上記のとおり、横尾委員は無断で議会運営委員会の会議を欠席しました。

市民が議会事務局に電話を入れて、次の事実が分かりました。

2018年9月14日
9:58 議会事務局職員が横尾委員へ電話
体調不良で欠席する旨を横尾委員が職員に伝える
10:26 職員が鰕原委員長に横尾委員の欠席理由を伝える。

委員会の会議を欠席又は遅参する場合ついて、鹿沼市議会会議規則第90条第1項に次のように書かれています。

(欠席又は遅参の届出)
第90条 委員は、事故のため出席できないとき又は遅参するときは、その理由を付け、当日の開議時刻までに委員長に届け出なければならない。

したがって、横尾委員は、会議規則の規定に違反したことになります。議会事務局職員は、「事前に届け出ない場合もあります。」と、横尾委員をしきりにかばいます。

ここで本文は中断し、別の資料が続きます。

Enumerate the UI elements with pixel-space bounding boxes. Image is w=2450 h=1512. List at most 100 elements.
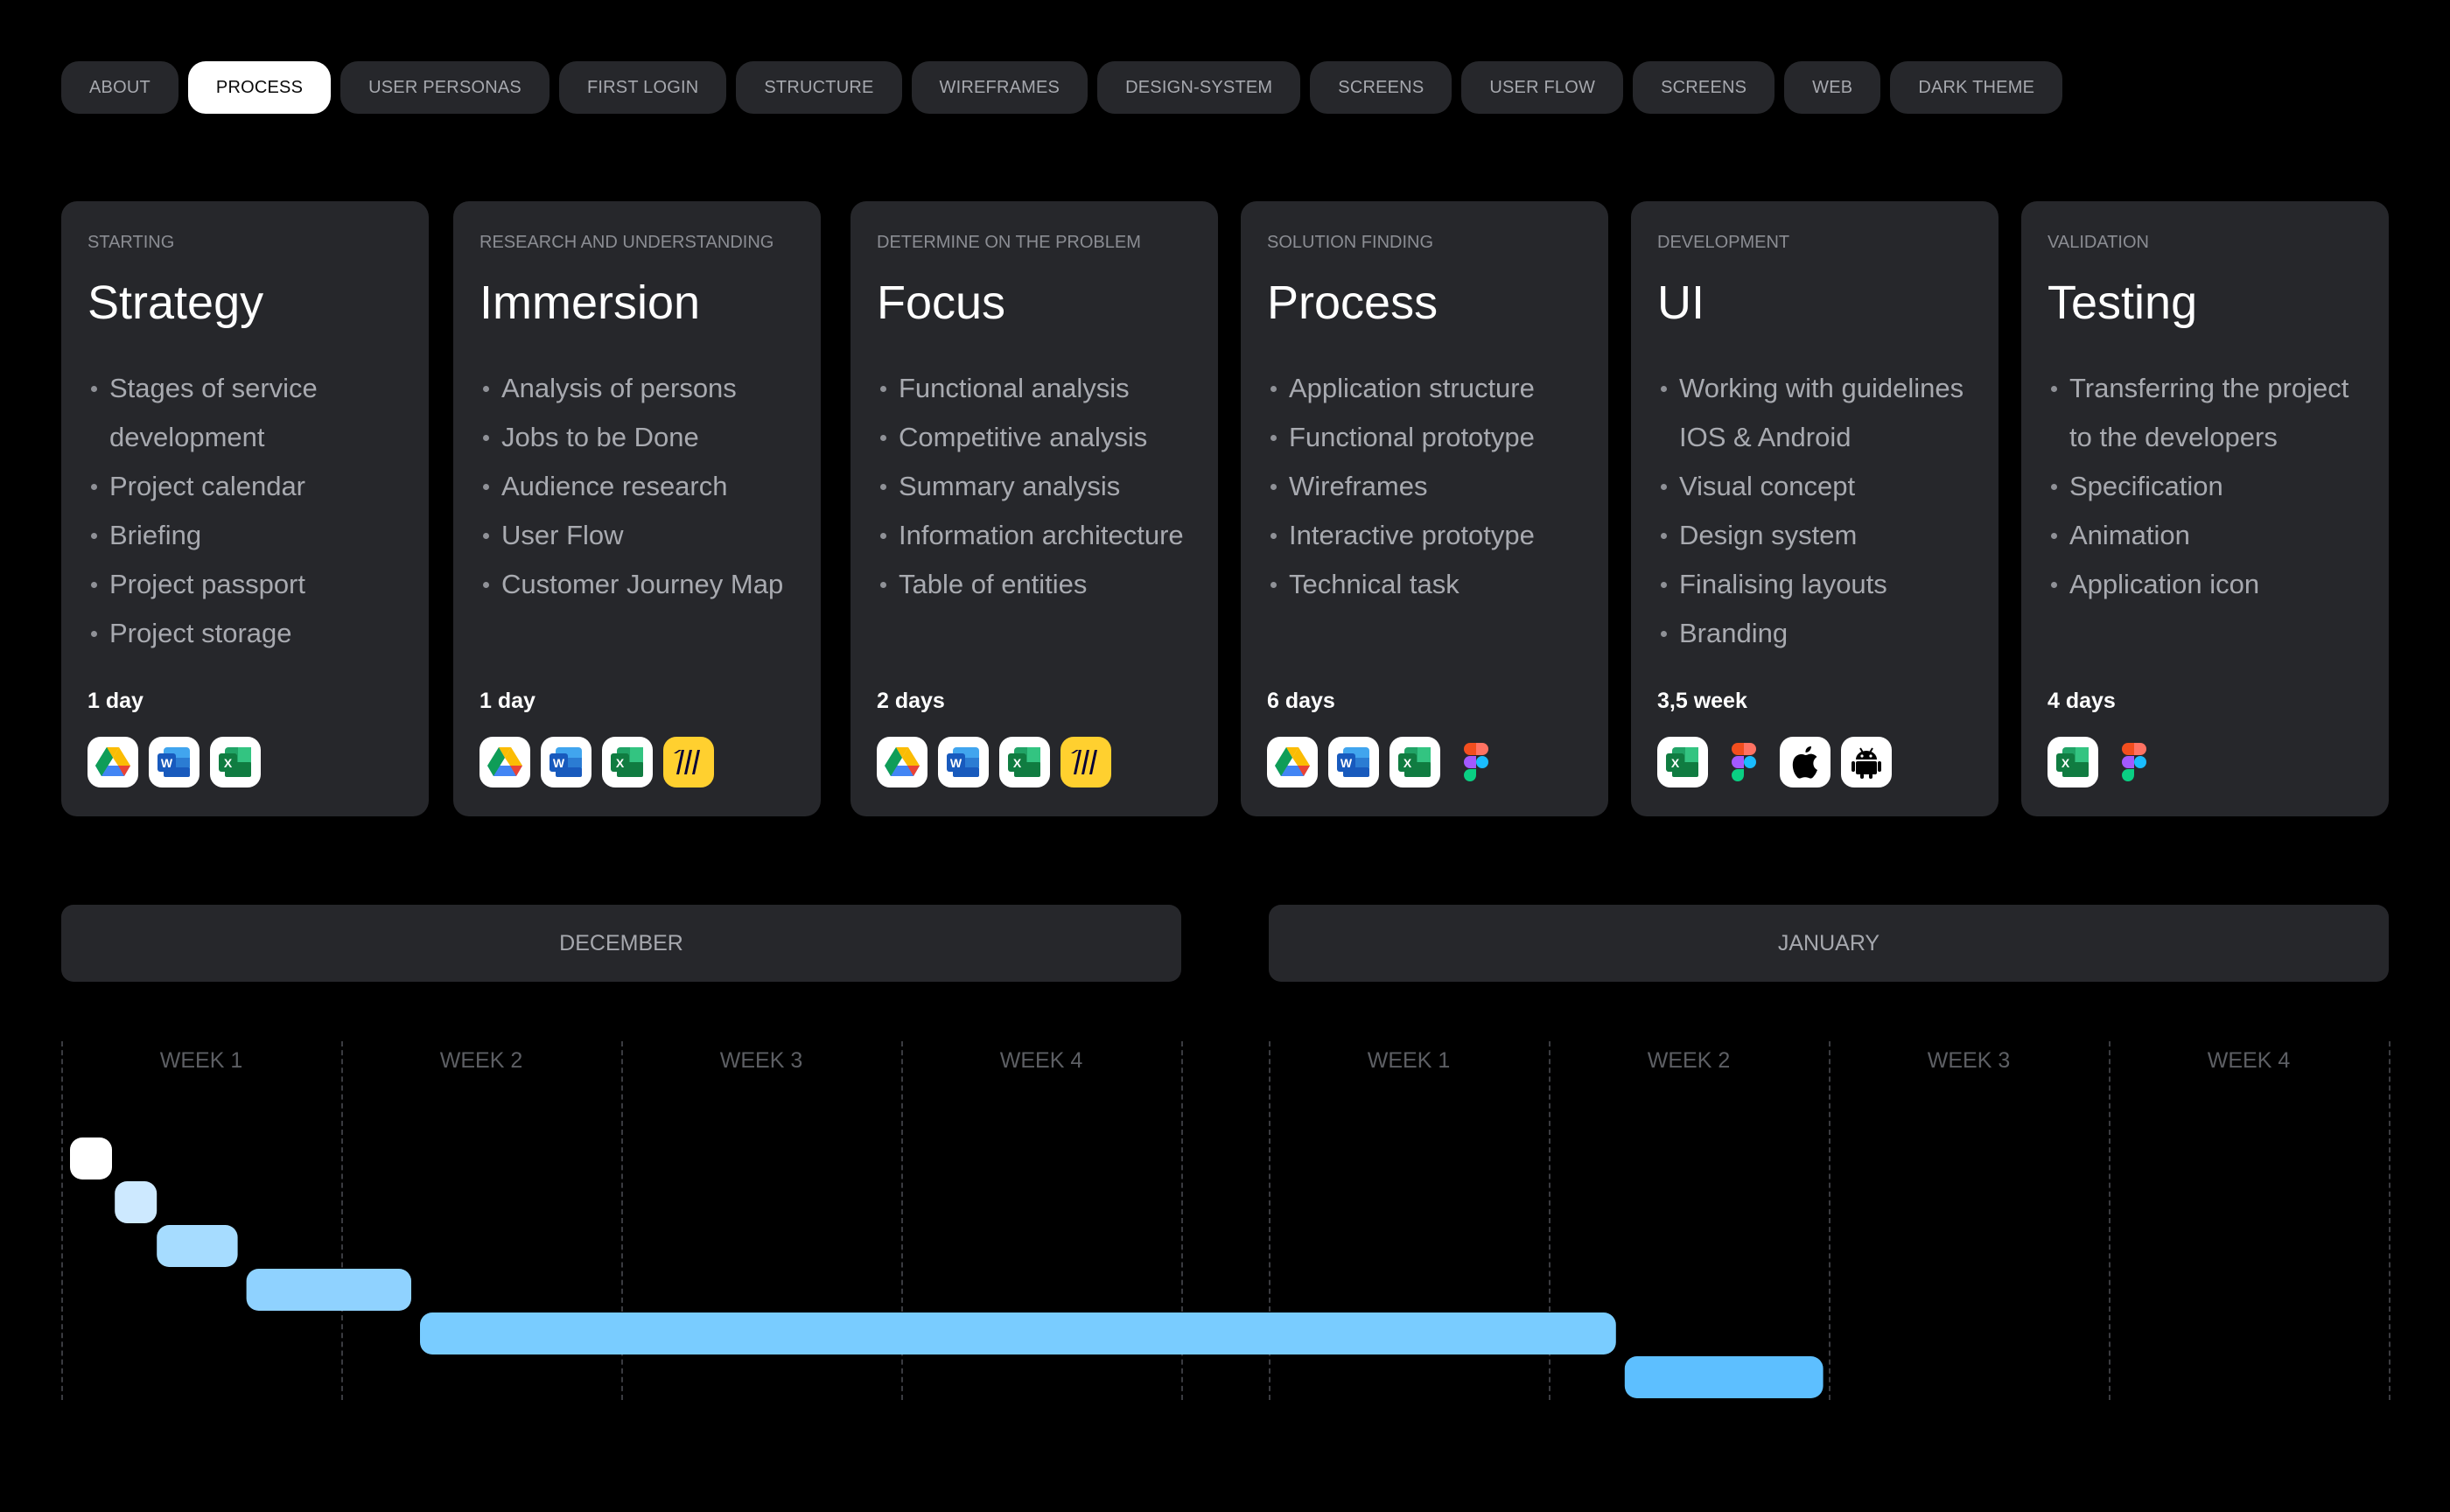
tool-list: W X	[480, 737, 714, 788]
stage-item: Specification	[2048, 462, 2362, 511]
stage-kicker: Solution finding	[1267, 233, 1434, 252]
figma-icon	[1451, 737, 1502, 788]
stage-title: Focus	[877, 276, 1006, 329]
svg-text:X: X	[1671, 756, 1680, 770]
stage-kicker: Validation	[2048, 233, 2149, 252]
stage-item: Application structure	[1267, 364, 1582, 413]
stage-item: Project storage	[88, 609, 402, 658]
stage-kicker: Starting	[88, 233, 175, 252]
word-icon: W	[149, 737, 200, 788]
tool-list: W X	[88, 737, 261, 788]
stage-kicker: Development	[1657, 233, 1790, 252]
stage-item: Summary analysis	[877, 462, 1192, 511]
stage-item: Functional analysis	[877, 364, 1192, 413]
task-bar-immersion	[115, 1181, 158, 1223]
stage-item: Design system	[1657, 511, 1972, 560]
tab-web[interactable]: Web	[1784, 61, 1881, 114]
stage-item: Finalising layouts	[1657, 560, 1972, 609]
task-bar-process	[246, 1269, 411, 1311]
svg-text:X: X	[1404, 756, 1412, 770]
google-drive-icon	[877, 737, 928, 788]
tab-screens[interactable]: Screens	[1310, 61, 1452, 114]
word-icon: W	[938, 737, 989, 788]
tab-design-system[interactable]: Design-system	[1097, 61, 1301, 114]
google-drive-icon	[480, 737, 530, 788]
stage-items: Analysis of persons Jobs to be Done Audi…	[480, 364, 794, 609]
stage-card-process: Solution finding Process Application str…	[1241, 201, 1608, 816]
excel-icon: X	[2048, 737, 2098, 788]
stage-item: User Flow	[480, 511, 794, 560]
stage-duration: 1 day	[480, 689, 536, 713]
stage-item: Table of entities	[877, 560, 1192, 609]
stage-item: Audience research	[480, 462, 794, 511]
stage-item: Stages of service development	[88, 364, 402, 462]
stage-duration: 3,5 week	[1657, 689, 1747, 713]
google-drive-icon	[1267, 737, 1318, 788]
stage-item: Visual concept	[1657, 462, 1972, 511]
tool-list: W X	[877, 737, 1111, 788]
stage-kicker: Research and understanding	[480, 233, 774, 252]
tool-list: X	[2048, 737, 2160, 788]
miro-icon	[663, 737, 714, 788]
figma-icon	[2109, 737, 2160, 788]
stage-items: Stages of service development Project ca…	[88, 364, 402, 658]
stage-title: Testing	[2048, 276, 2198, 329]
stage-item: Wireframes	[1267, 462, 1582, 511]
section-tabs: About Process User personas First login …	[61, 61, 2063, 114]
stage-card-strategy: Starting Strategy Stages of service deve…	[61, 201, 429, 816]
tab-process[interactable]: Process	[187, 61, 332, 114]
excel-icon: X	[602, 737, 653, 788]
stage-item: Project passport	[88, 560, 402, 609]
stage-item: Customer Journey Map	[480, 560, 794, 609]
stage-item: Briefing	[88, 511, 402, 560]
stage-item: Jobs to be Done	[480, 413, 794, 462]
timeline-bars	[70, 1138, 1824, 1398]
word-icon: W	[1328, 737, 1379, 788]
excel-icon: X	[999, 737, 1050, 788]
month-header-december: December	[61, 905, 1181, 982]
svg-text:X: X	[616, 756, 625, 770]
tab-about[interactable]: About	[61, 61, 178, 114]
task-bar-ui	[420, 1312, 1616, 1354]
excel-icon: X	[1390, 737, 1440, 788]
stage-item: Information architecture	[877, 511, 1192, 560]
tab-wireframes[interactable]: Wireframes	[911, 61, 1088, 114]
android-icon	[1841, 737, 1892, 788]
tab-user-flow[interactable]: User flow	[1461, 61, 1624, 114]
stage-item: Technical task	[1267, 560, 1582, 609]
word-icon: W	[541, 737, 592, 788]
tool-list: W X	[1267, 737, 1502, 788]
svg-text:W: W	[950, 756, 962, 770]
stage-card-immersion: Research and understanding Immersion Ana…	[453, 201, 821, 816]
stage-title: Immersion	[480, 276, 701, 329]
stage-items: Application structure Functional prototy…	[1267, 364, 1582, 609]
stage-item: Animation	[2048, 511, 2362, 560]
tab-first-login[interactable]: First login	[558, 61, 727, 114]
svg-text:X: X	[2062, 756, 2070, 770]
svg-text:X: X	[1013, 756, 1022, 770]
svg-text:W: W	[553, 756, 565, 770]
svg-text:W: W	[161, 756, 173, 770]
stage-item: Competitive analysis	[877, 413, 1192, 462]
google-drive-icon	[88, 737, 138, 788]
stage-kicker: Determine on the problem	[877, 233, 1141, 252]
timeline-chart: Week 1 Week 2 Week 3 Week 4 Week 1 Week …	[0, 1032, 2450, 1400]
stage-duration: 2 days	[877, 689, 945, 713]
stage-duration: 6 days	[1267, 689, 1335, 713]
svg-text:W: W	[1340, 756, 1353, 770]
stage-item: Interactive prototype	[1267, 511, 1582, 560]
miro-icon	[1060, 737, 1111, 788]
stage-duration: 4 days	[2048, 689, 2116, 713]
tool-list: X	[1657, 737, 1892, 788]
stage-title: Process	[1267, 276, 1438, 329]
task-bar-testing	[1624, 1356, 1824, 1398]
stage-item: Functional prototype	[1267, 413, 1582, 462]
tab-dark-theme[interactable]: Dark theme	[1890, 61, 2063, 114]
tab-user-personas[interactable]: User personas	[340, 61, 550, 114]
stage-item: Analysis of persons	[480, 364, 794, 413]
tab-structure[interactable]: Structure	[736, 61, 902, 114]
tab-screens-2[interactable]: Screens	[1633, 61, 1775, 114]
task-bar-strategy	[70, 1138, 112, 1180]
stage-card-ui: Development UI Working with guidelines I…	[1631, 201, 1998, 816]
stage-item: Project calendar	[88, 462, 402, 511]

救急車で病院に運ばれるような、緊急事態と言えるような場合には、事前連絡ができないのは当然のことですが、「体調不良」はそれに当たらないでしょう。

横尾委員は、なぜ会議規則違反を犯したのでしょうか。

体調不良で議会運営委員会の会議を欠席したいなら、その旨、事務局に電話すれば済む話ではないでしょうか。

それとも、横尾委員は、会議規則第90条第1項の規定を知らなかったのでしょうか。

しかし、議員歴4期を誇る横尾氏が、議会の会議を欠席する際の手続を定める会議規則第90条第1項を知らなかったとは思えません。